"Time just goes so fast,'' she said. "But like so many experiences in the last 10 years, we wanted to make it feel as normal as possible, given our family’s circumstances.
"It was of course a little emotional to drop Sasha off at college. It’s an adjustment to see each other for a weekend here, a holiday break there, but the moments we do spend together feel extra special because of it."
Obama declined to reveal to People what college Sasha is attending, but The Detroit News reported in August that she was spotted moving into a dorm and attending classes at the University of Michigan. A spokesman for the school would not confirm to the newspaper whether she was officially enrolled at the university.
Sasha's older sister, Malia, 21, is in her third year at Harvard University, where her parents both graduated from law school. Her parents had a similarly emotional experience when they first dropped her off at college in 2017.
"For those of us who have daughters, it just happens fast,'' Barack Obama said at a 2017 event for the Beau Biden Foundation. "I dropped off Malia at college, and I was saying to Joe and Jill (Biden) that it was a little bit like open-heart surgery."
The Obamas see college as an important step in their daughters becoming more independent and carving out their own identities. They helped Sasha move into her dorm and then left her to find her own way at school.
"We were there, just like most parents, helping her unpack and make her dorm room feel like home,” Michelle Obama told People. "But by and large, we let her take care of herself. As a parent, one of the most important things we can give our children is the freedom to find their own way in the world."
Plus the whole family still gets together when they have a chance. The Obamas shared a rare family photograph on Thanksgiving last week to wish everyone a happy holiday.

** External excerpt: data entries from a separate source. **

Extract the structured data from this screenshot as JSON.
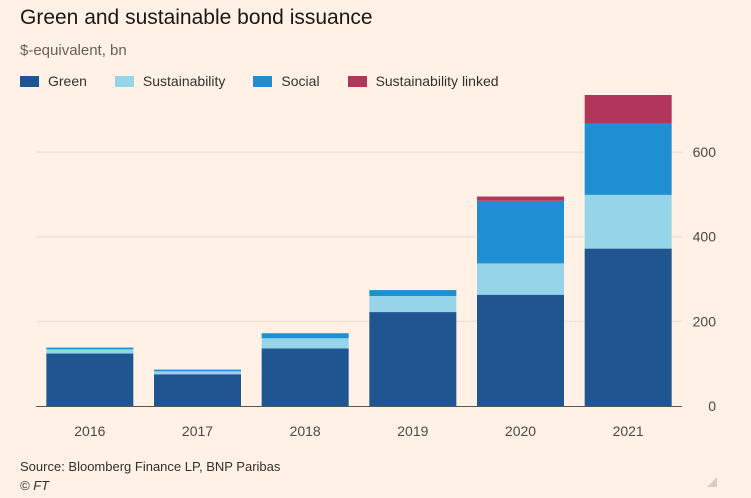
{
  "header": {
    "title": "Green and sustainable bond issuance",
    "subtitle": "$-equivalent, bn"
  },
  "footer": {
    "source": "Source: Bloomberg Finance LP, BNP Paribas",
    "credit": "© FT"
  },
  "chart_data": {
    "type": "bar",
    "stacked": true,
    "categories": [
      "2016",
      "2017",
      "2018",
      "2019",
      "2020",
      "2021"
    ],
    "series": [
      {
        "name": "Green",
        "color": "#1f5591",
        "values": [
          124,
          75,
          136,
          222,
          263,
          372
        ]
      },
      {
        "name": "Sustainability",
        "color": "#96d4ea",
        "values": [
          10,
          7,
          24,
          38,
          74,
          127
        ]
      },
      {
        "name": "Social",
        "color": "#1e8fd0",
        "values": [
          4,
          4,
          12,
          14,
          148,
          168
        ]
      },
      {
        "name": "Sustainability linked",
        "color": "#b2355b",
        "values": [
          0,
          0,
          0,
          0,
          10,
          68
        ]
      }
    ],
    "y_ticks": [
      0,
      200,
      400,
      600
    ],
    "ylim": [
      0,
      735
    ],
    "y_axis_position": "right",
    "grid": true,
    "legend_position": "top-left"
  }
}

While they miss being together regularly with Malia and Sasha, the Obamas are also proud to see them excelling during an important time in their daughters' lives.
"The most gratifying part of it all has been watching the girls enter into their next phase of independence,” Michelle said. "Our role as parents is to raise self-sufficient, thoughtful, and compassionate individuals, and in order for them to fully embrace their own journeys, we have to be willing to let them go, so that they can grow on their own. That’s the only way they can become more."